In-Situ Model Checking of MPI Parallel Programs

August 27, 2007
Ganesh Gopalakrishnan | University of Utah, Salt Lake City

MPI is the de facto standard for programming cluster machines used in high performance computing. Even though MPI programs are not as error-prone to write as thread programs based on shared memory, the use of wildcard communications, split operations (posting and later testing), and recently added weak shared memory extensions to MPI all can, nevertheless, render MPI programs quite buggy. Extracting models from MPI programs and using existing model checkers suffers from many problems: extracting models is not easy; also the assumption that the MPI calls work can be unrealistic.
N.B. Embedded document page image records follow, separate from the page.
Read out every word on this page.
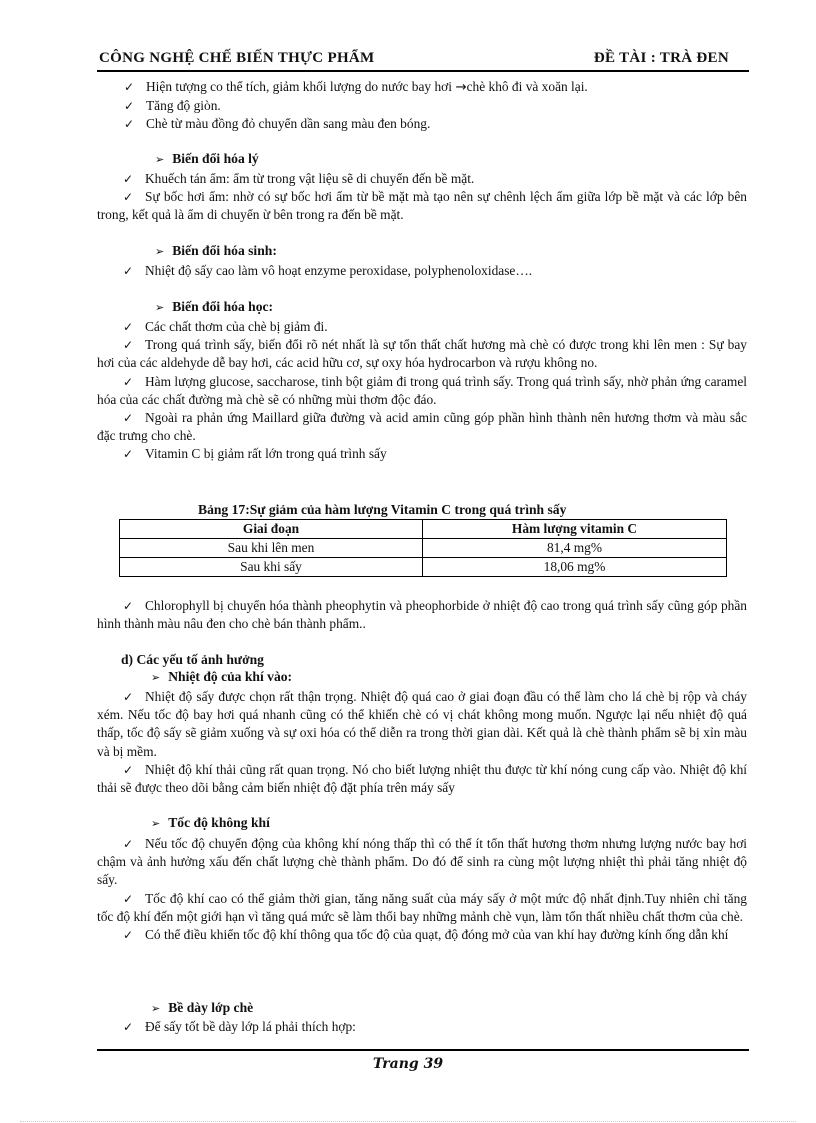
CÔNG NGHỆ CHẾ BIẾN THỰC PHẨM	ĐỀ TÀI : TRÀ ĐEN
✓ Hiện tượng co thể tích, giảm khối lượng do nước bay hơi →chè khô đi và xoăn lại.
✓ Tăng độ giòn.
✓ Chè từ màu đồng đỏ chuyển dần sang màu đen bóng.
➢ Biến đổi hóa lý
✓ Khuếch tán ẩm: ẩm từ trong vật liệu sẽ di chuyển đến bề mặt.
✓ Sự bốc hơi ẩm: nhờ có sự bốc hơi ẩm từ bề mặt mà tạo nên sự chênh lệch ẩm giữa lớp bề mặt và các lớp bên trong, kết quả là ẩm di chuyển ừ bên trong ra đến bề mặt.
➢ Biến đổi hóa sinh:
✓ Nhiệt độ sấy cao làm vô hoạt enzyme peroxidase, polyphenoloxidase….
➢ Biến đổi hóa học:
✓ Các chất thơm của chè bị giảm đi.
✓ Trong quá trình sấy, biến đổi rõ nét nhất là sự tổn thất chất hương mà chè có được trong khi lên men : Sự bay hơi của các aldehyde dễ bay hơi, các acid hữu cơ, sự oxy hóa hydrocarbon và rượu không no.
✓ Hàm lượng glucose, saccharose, tinh bột giảm đi trong quá trình sấy. Trong quá trình sấy, nhờ phản ứng caramel hóa của các chất đường mà chè sẽ có những mùi thơm độc đáo.
✓ Ngoài ra phản ứng Maillard giữa đường và acid amin cũng góp phần hình thành nên hương thơm và màu sắc đặc trưng cho chè.
✓ Vitamin C bị giảm rất lớn trong quá trình sấy
Bảng 17:Sự giảm của hàm lượng Vitamin C trong quá trình sấy
Giai đoạn	Hàm lượng vitamin C
Sau khi lên men	81,4 mg%
Sau khi sấy	18,06 mg%
✓ Chlorophyll bị chuyển hóa thành pheophytin và pheophorbide ở nhiệt độ cao trong quá trình sấy cũng góp phần hình thành màu nâu đen cho chè bán thành phẩm..
d) Các yếu tố ảnh hưởng
➢ Nhiệt độ của khí vào:
✓ Nhiệt độ sấy được chọn rất thận trọng. Nhiệt độ quá cao ở giai đoạn đầu có thể làm cho lá chè bị rộp và cháy xém. Nếu tốc độ bay hơi quá nhanh cũng có thể khiến chè có vị chát không mong muốn. Ngược lại nếu nhiệt độ quá thấp, tốc độ sấy sẽ giảm xuống và sự oxi hóa có thể diễn ra trong thời gian dài. Kết quả là chè thành phẩm sẽ bị xỉn màu và bị mềm.
✓ Nhiệt độ khí thải cũng rất quan trọng. Nó cho biết lượng nhiệt thu được từ khí nóng cung cấp vào. Nhiệt độ khí thải sẽ được theo dõi bằng cảm biến nhiệt độ đặt phía trên máy sấy
➢ Tốc độ không khí
✓ Nếu tốc độ chuyển động của không khí nóng thấp thì có thể ít tổn thất hương thơm nhưng lượng nước bay hơi chậm và ảnh hưởng xấu đến chất lượng chè thành phẩm. Do đó để sinh ra cùng một lượng nhiệt thì phải tăng nhiệt độ sấy.
✓ Tốc độ khí cao có thể giảm thời gian, tăng năng suất của máy sấy ở một mức độ nhất định.Tuy nhiên chỉ tăng tốc độ khí đến một giới hạn vì tăng quá mức sẽ làm thổi bay những mảnh chè vụn, làm tổn thất nhiều chất thơm của chè.
✓ Có thể điều khiển tốc độ khí thông qua tốc độ của quạt, độ đóng mở của van khí hay đường kính ống dẫn khí
➢ Bề dày lớp chè
✓ Để sấy tốt bề dày lớp lá phải thích hợp:
Trang 39
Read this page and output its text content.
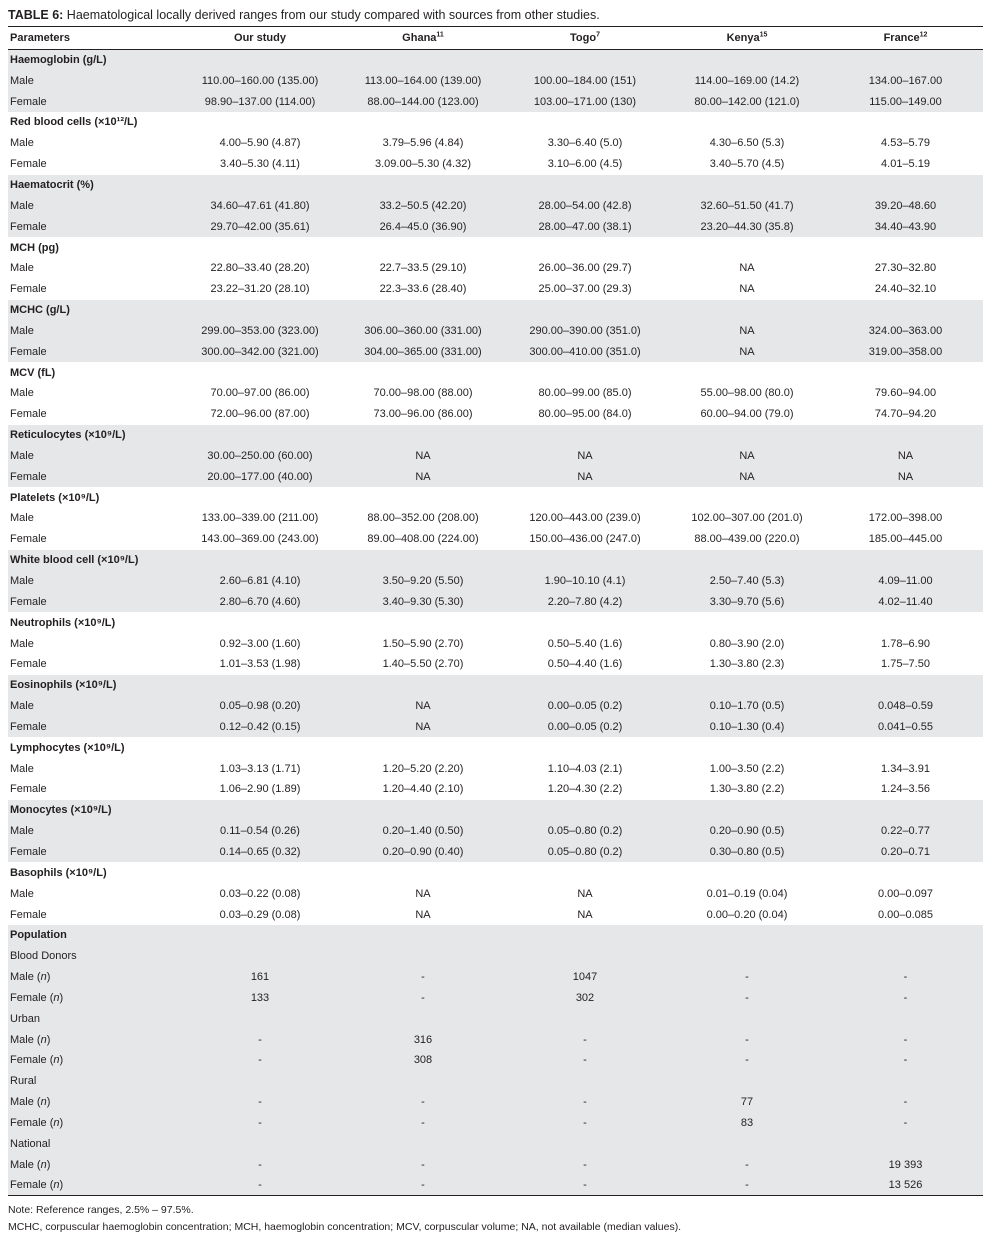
TABLE 6: Haematological locally derived ranges from our study compared with sources from other studies.
Parameters	Our study	Ghana$^{11}$	Togo$^7$	Kenya$^{15}$	France$^{12}$
Haemoglobin (g/L)					
Male	110.00–160.00 (135.00)	113.00–164.00 (139.00)	100.00–184.00 (151)	114.00–169.00 (14.2)	134.00–167.00
Female	98.90–137.00 (114.00)	88.00–144.00 (123.00)	103.00–171.00 (130)	80.00–142.00 (121.0)	115.00–149.00
Red blood cells (×10¹²/L)					
Male	4.00–5.90 (4.87)	3.79–5.96 (4.84)	3.30–6.40 (5.0)	4.30–6.50 (5.3)	4.53–5.79
Female	3.40–5.30 (4.11)	3.09.00–5.30 (4.32)	3.10–6.00 (4.5)	3.40–5.70 (4.5)	4.01–5.19
Haematocrit (%)					
Male	34.60–47.61 (41.80)	33.2–50.5 (42.20)	28.00–54.00 (42.8)	32.60–51.50 (41.7)	39.20–48.60
Female	29.70–42.00 (35.61)	26.4–45.0 (36.90)	28.00–47.00 (38.1)	23.20–44.30 (35.8)	34.40–43.90
MCH (pg)					
Male	22.80–33.40 (28.20)	22.7–33.5 (29.10)	26.00–36.00 (29.7)	NA	27.30–32.80
Female	23.22–31.20 (28.10)	22.3–33.6 (28.40)	25.00–37.00 (29.3)	NA	24.40–32.10
MCHC (g/L)					
Male	299.00–353.00 (323.00)	306.00–360.00 (331.00)	290.00–390.00 (351.0)	NA	324.00–363.00
Female	300.00–342.00 (321.00)	304.00–365.00 (331.00)	300.00–410.00 (351.0)	NA	319.00–358.00
MCV (fL)					
Male	70.00–97.00 (86.00)	70.00–98.00 (88.00)	80.00–99.00 (85.0)	55.00–98.00 (80.0)	79.60–94.00
Female	72.00–96.00 (87.00)	73.00–96.00 (86.00)	80.00–95.00 (84.0)	60.00–94.00 (79.0)	74.70–94.20
Reticulocytes (×10⁹/L)					
Male	30.00–250.00 (60.00)	NA	NA	NA	NA
Female	20.00–177.00 (40.00)	NA	NA	NA	NA
Platelets (×10⁹/L)					
Male	133.00–339.00 (211.00)	88.00–352.00 (208.00)	120.00–443.00 (239.0)	102.00–307.00 (201.0)	172.00–398.00
Female	143.00–369.00 (243.00)	89.00–408.00 (224.00)	150.00–436.00 (247.0)	88.00–439.00 (220.0)	185.00–445.00
White blood cell (×10⁹/L)					
Male	2.60–6.81 (4.10)	3.50–9.20 (5.50)	1.90–10.10 (4.1)	2.50–7.40 (5.3)	4.09–11.00
Female	2.80–6.70 (4.60)	3.40–9.30 (5.30)	2.20–7.80 (4.2)	3.30–9.70 (5.6)	4.02–11.40
Neutrophils (×10⁹/L)					
Male	0.92–3.00 (1.60)	1.50–5.90 (2.70)	0.50–5.40 (1.6)	0.80–3.90 (2.0)	1.78–6.90
Female	1.01–3.53 (1.98)	1.40–5.50 (2.70)	0.50–4.40 (1.6)	1.30–3.80 (2.3)	1.75–7.50
Eosinophils (×10⁹/L)					
Male	0.05–0.98 (0.20)	NA	0.00–0.05 (0.2)	0.10–1.70 (0.5)	0.048–0.59
Female	0.12–0.42 (0.15)	NA	0.00–0.05 (0.2)	0.10–1.30 (0.4)	0.041–0.55
Lymphocytes (×10⁹/L)					
Male	1.03–3.13 (1.71)	1.20–5.20 (2.20)	1.10–4.03 (2.1)	1.00–3.50 (2.2)	1.34–3.91
Female	1.06–2.90 (1.89)	1.20–4.40 (2.10)	1.20–4.30 (2.2)	1.30–3.80 (2.2)	1.24–3.56
Monocytes (×10⁹/L)					
Male	0.11–0.54 (0.26)	0.20–1.40 (0.50)	0.05–0.80 (0.2)	0.20–0.90 (0.5)	0.22–0.77
Female	0.14–0.65 (0.32)	0.20–0.90 (0.40)	0.05–0.80 (0.2)	0.30–0.80 (0.5)	0.20–0.71
Basophils (×10⁹/L)					
Male	0.03–0.22 (0.08)	NA	NA	0.01–0.19 (0.04)	0.00–0.097
Female	0.03–0.29 (0.08)	NA	NA	0.00–0.20 (0.04)	0.00–0.085
Population					
Blood Donors					
Male (n)	161	-	1047	-	-
Female (n)	133	-	302	-	-
Urban					
Male (n)	-	316	-	-	-
Female (n)	-	308	-	-	-
Rural					
Male (n)	-	-	-	77	-
Female (n)	-	-	-	83	-
National					
Male (n)	-	-	-	-	19 393
Female (n)	-	-	-	-	13 526
Note: Reference ranges, 2.5% – 97.5%.
MCHC, corpuscular haemoglobin concentration; MCH, haemoglobin concentration; MCV, corpuscular volume; NA, not available (median values).
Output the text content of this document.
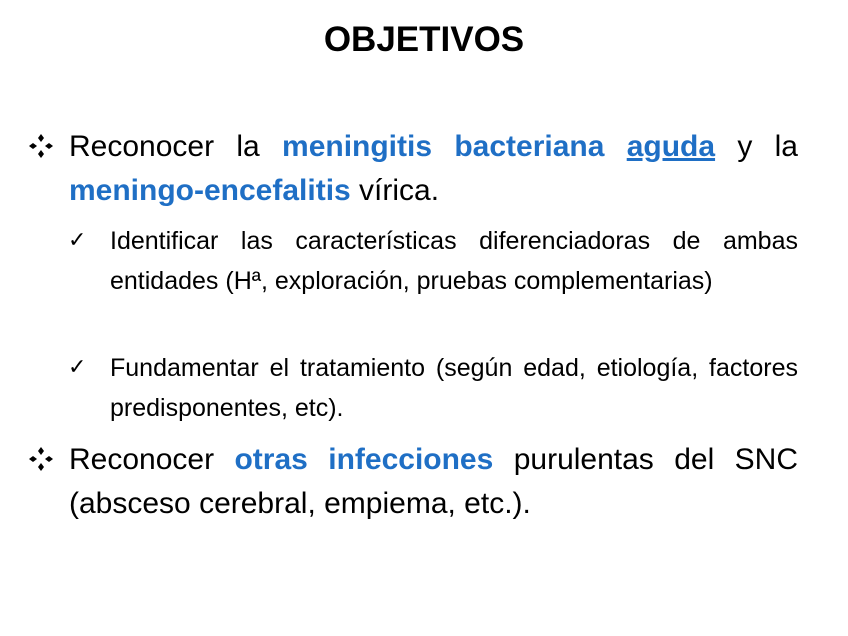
OBJETIVOS
Reconocer la meningitis bacteriana aguda y la meningo-encefalitis vírica.
✓ Identificar las características diferenciadoras de ambas entidades (Hª, exploración, pruebas complementarias)
✓ Fundamentar el tratamiento (según edad, etiología, factores predisponentes, etc).
Reconocer otras infecciones purulentas del SNC (absceso cerebral, empiema, etc.).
In our ongoing work, we run the actual MPI programs, trapping MPI calls, and allowing a custom-designed scheduler process to manifest process interleavings. We employ a dynamic partial order reduction algorithm to cut down the number of interleavings. We take precautions so that the scheduler abides by MPI’s internal progress engine’s conventions. Our resulting ISP (In-Situ Partial Order) tool has detected known deadlocks in a byte-range locking protocol that uses MPI’s weak memory features. It has also found deadlocks in simple message-passing MPI programs. The talk will introduce some MPI commands, their semantics, the dependence relation identified for MPI, and the DPOR algorithm used. It will summarize the directions being pursued to make ISP work more efficiently. Other work in DPOR in our group (e.g. a distributed DPOR algorithm for PThread programs) will be summarized. In summary, the talk will show how DPOR can be implemented in two actual parallel programming contexts. This is joint work with the Gauss group members : http://www.cs.utah.edu/formal_verification

Speaker Details

Ganesh Gopalakrishnan has been on faculty at the University of Utah, School of Computing, since 1986, working on hardware modeling, self-timed circuits, pipelined processors, cache coherence, and memory consistency. His efforts beginning 2003 have a dominant focus on putting dynamic verification tools in the hands of users who grapple with concurrency. He is teaching a class on multi-core computing, and hopes to educate undergraduates in the value of such tools (including CHESS). He also has a student building an FPGA with nine MIPS cores talking the MCAPI protocol on a fabric also on hardware. His efforts have immensely benefited from advice received from researchers at IBM, Intel, FreeScale, and Microsoft. His funding sources are Microsoft, NSF, and SRC.